Tel est l’objet de la proposition de loi que nous vous proposons, Mesdames, Messieurs, de bien vouloir adopter.

PROPOSITION DE LOI

Article 1er

Le deuxième alinéa de l’article 39 de la loi n° 2009-1436 du 24 novembre 2009 pénitentiaire est complété par une phrase ainsi rédigée :

« Les détenus ne sont pas autorisés à disposer d’un téléphone cellulaire ni de terminaux autonomes de connexion à Internet ».

Article 2

Le second alinéa de l'article 4 de la loi n° 2009-1436 du 24 novembre 2009 pénitentiaire est ainsi modifié : remplacer les mots : « les correspondances et tout autre moyen de communication », par les mots : « , et les correspondances ».

Article 3

Le premier alinéa de l’article 40 de la même loi est complété par une phrase ainsi rédigée : « La correspondance écrite s’entend par voie postale à l’exclusion de la voie électronique.

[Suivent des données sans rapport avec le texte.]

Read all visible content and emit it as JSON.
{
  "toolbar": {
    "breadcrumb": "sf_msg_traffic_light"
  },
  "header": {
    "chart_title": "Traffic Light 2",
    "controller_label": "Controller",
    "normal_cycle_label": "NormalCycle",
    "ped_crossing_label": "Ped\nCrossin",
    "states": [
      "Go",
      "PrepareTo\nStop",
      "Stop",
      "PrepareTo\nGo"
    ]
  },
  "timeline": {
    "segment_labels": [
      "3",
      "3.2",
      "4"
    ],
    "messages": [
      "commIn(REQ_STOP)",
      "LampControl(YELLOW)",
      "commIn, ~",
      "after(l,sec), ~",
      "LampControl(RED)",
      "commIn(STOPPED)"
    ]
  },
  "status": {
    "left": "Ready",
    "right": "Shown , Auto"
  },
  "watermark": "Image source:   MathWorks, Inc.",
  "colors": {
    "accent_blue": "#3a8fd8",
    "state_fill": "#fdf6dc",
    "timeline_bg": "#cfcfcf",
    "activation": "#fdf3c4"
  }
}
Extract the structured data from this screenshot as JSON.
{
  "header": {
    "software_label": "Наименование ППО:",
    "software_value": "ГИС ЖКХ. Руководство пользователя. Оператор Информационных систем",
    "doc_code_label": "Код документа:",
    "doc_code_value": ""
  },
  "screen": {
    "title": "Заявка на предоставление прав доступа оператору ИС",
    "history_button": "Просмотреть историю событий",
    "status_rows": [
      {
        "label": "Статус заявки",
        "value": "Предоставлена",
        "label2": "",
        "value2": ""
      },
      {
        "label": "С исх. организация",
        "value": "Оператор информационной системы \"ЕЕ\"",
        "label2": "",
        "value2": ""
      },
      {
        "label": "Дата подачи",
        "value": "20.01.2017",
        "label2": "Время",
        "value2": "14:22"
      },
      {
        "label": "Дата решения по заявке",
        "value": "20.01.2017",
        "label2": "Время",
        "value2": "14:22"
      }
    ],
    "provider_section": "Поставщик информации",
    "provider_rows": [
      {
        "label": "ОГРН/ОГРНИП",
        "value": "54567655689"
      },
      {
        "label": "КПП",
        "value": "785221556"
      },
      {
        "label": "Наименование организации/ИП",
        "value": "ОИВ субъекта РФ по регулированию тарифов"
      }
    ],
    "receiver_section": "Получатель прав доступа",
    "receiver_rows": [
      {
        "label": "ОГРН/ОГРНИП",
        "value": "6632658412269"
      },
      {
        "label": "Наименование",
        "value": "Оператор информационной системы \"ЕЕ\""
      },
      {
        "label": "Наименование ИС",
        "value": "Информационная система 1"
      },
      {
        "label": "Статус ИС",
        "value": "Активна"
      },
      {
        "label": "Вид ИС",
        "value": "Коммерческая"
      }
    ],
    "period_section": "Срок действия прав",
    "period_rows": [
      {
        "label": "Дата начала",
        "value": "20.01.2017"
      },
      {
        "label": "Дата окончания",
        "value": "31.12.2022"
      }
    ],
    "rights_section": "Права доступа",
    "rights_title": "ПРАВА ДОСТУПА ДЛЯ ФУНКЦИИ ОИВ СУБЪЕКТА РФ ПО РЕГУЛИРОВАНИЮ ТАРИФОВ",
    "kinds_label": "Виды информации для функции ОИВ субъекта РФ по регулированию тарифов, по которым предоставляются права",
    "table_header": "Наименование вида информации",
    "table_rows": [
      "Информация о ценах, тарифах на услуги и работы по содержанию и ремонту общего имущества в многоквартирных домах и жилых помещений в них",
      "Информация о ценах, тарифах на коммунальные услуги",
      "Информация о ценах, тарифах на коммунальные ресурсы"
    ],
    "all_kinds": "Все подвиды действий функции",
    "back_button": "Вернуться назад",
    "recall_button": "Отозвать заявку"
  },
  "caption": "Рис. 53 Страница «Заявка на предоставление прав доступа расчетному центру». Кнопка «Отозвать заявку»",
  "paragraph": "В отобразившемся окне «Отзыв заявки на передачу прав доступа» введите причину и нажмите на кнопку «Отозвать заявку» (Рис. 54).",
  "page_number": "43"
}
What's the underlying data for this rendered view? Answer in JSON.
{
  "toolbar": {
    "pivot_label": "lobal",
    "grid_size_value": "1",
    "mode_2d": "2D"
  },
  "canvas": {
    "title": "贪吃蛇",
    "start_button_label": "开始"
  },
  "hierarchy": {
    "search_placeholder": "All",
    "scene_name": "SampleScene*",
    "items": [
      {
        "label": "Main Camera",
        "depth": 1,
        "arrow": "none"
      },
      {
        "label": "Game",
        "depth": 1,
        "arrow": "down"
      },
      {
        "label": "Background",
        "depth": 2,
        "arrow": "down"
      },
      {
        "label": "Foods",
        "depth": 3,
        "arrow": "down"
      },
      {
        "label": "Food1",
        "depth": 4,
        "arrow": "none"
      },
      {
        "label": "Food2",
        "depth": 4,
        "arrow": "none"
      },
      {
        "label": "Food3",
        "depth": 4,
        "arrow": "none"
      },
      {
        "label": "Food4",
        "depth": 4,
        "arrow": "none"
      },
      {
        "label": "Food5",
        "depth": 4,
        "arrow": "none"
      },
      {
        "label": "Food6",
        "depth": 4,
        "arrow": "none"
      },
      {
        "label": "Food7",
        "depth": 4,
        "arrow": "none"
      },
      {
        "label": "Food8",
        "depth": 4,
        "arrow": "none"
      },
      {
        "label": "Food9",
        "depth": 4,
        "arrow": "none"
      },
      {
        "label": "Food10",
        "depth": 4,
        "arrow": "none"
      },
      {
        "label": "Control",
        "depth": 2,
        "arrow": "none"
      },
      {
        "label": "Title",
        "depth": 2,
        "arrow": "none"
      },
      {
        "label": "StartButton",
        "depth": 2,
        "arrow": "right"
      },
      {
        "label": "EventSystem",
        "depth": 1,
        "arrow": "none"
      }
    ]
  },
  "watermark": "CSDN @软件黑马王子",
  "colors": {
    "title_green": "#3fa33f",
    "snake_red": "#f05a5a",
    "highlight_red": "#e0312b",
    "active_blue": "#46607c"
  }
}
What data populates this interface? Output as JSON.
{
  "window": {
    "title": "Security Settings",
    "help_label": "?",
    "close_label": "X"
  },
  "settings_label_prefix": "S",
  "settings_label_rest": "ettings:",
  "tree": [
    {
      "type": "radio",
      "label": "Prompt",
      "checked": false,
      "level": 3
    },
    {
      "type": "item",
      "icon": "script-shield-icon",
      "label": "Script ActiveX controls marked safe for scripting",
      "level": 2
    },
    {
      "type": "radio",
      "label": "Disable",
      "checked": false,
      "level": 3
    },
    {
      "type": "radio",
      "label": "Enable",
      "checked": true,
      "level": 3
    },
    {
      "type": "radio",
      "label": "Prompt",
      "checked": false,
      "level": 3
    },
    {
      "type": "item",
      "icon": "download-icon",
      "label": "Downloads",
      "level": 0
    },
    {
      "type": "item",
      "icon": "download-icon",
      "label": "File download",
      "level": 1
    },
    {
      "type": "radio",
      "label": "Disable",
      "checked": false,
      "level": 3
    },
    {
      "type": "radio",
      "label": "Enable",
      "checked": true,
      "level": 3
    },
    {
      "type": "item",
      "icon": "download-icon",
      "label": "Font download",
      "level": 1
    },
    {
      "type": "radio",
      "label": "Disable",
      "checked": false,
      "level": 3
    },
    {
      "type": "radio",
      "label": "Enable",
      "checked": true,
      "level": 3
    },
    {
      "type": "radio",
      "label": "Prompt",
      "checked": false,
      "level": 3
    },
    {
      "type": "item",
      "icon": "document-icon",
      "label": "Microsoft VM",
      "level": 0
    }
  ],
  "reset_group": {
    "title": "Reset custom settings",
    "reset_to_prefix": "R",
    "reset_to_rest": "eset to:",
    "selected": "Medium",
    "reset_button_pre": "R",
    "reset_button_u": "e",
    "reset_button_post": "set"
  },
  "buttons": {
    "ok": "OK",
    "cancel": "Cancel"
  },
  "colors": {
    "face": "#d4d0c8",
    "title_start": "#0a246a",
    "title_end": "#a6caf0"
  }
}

L’accès libre à Internet n’est pas autorisé aux détenus. »

Article 4

La loi n° 2009-1436 du 24 novembre 2009 pénitentiaire est ainsi modifiée :

1° Après le troisième alinéa de l’article 35, il est inséré un alinéa ainsi rédigé :

« L’autorité administrative peut également refuser de délivrer un permis de visite ou retirer celui-ci en cas de prosélytisme avéré en faveur de mouvements ou d’actions tendant à favoriser la violence ou le terrorisme. » ;

2° La première phrase du deuxième alinéa de l’article 40 est complétée par les mots : « , y compris en cas de prosélytisme avéré en faveur de mouvements ou d’actions tendant à favoriser la violence ou le terrorisme ».

Article 5

L’article L. 244-2 du code de la sécurité intérieure est ainsi modifié :

1° Après le premier alinéa, sont insérés deux alinéas ainsi rédigés :

« Les informations ou documents mentionnés au premier alinéa concernant une personne détenue dans un établissement pénitentiaire peuvent également être recueillis directement et par tout moyen technique par les services compétents de l’administration pénitentiaire.

« La Commission nationale de contrôle des interceptions de sécurité dispose d’un accès permanent au dispositif de recueil des informations ou documents mis en œuvre en application du deuxième alinéa afin de procéder aux contrôles nécessaires et notamment de s’assurer que les seules données collectées sont celles mentionnées au même alinéa et qu’elles concernent uniquement des personnes détenues. En cas de manquement, elle adresse une recommandation au ministre chargé de l’administration pénitentiaire. Celui-ci fait connaître à la commission, dans un délai de quinze jours, les mesures prises pour remédier au manquement constaté. » ;

2° Au second alinéa, les mots : « visés à l’alinéa précédent » sont remplacés par les mots : « mentionnés aux alinéas précédents ».

Article 6

Au plus tard un an après la publication de la présente loi, le Gouvernement remet au Parlement un rapport sur l’opportunité de modifier la composition du conseil national du renseignement afin d’y intégrer un représentant de l’état-major de sécurité de l’administration pénitentiaire.

Article 7

La perte de recettes pour l’État est compensée à due concurrence par la création d’une taxe additionnelle aux droits visés aux articles 575 et 575 A du code général des impôts.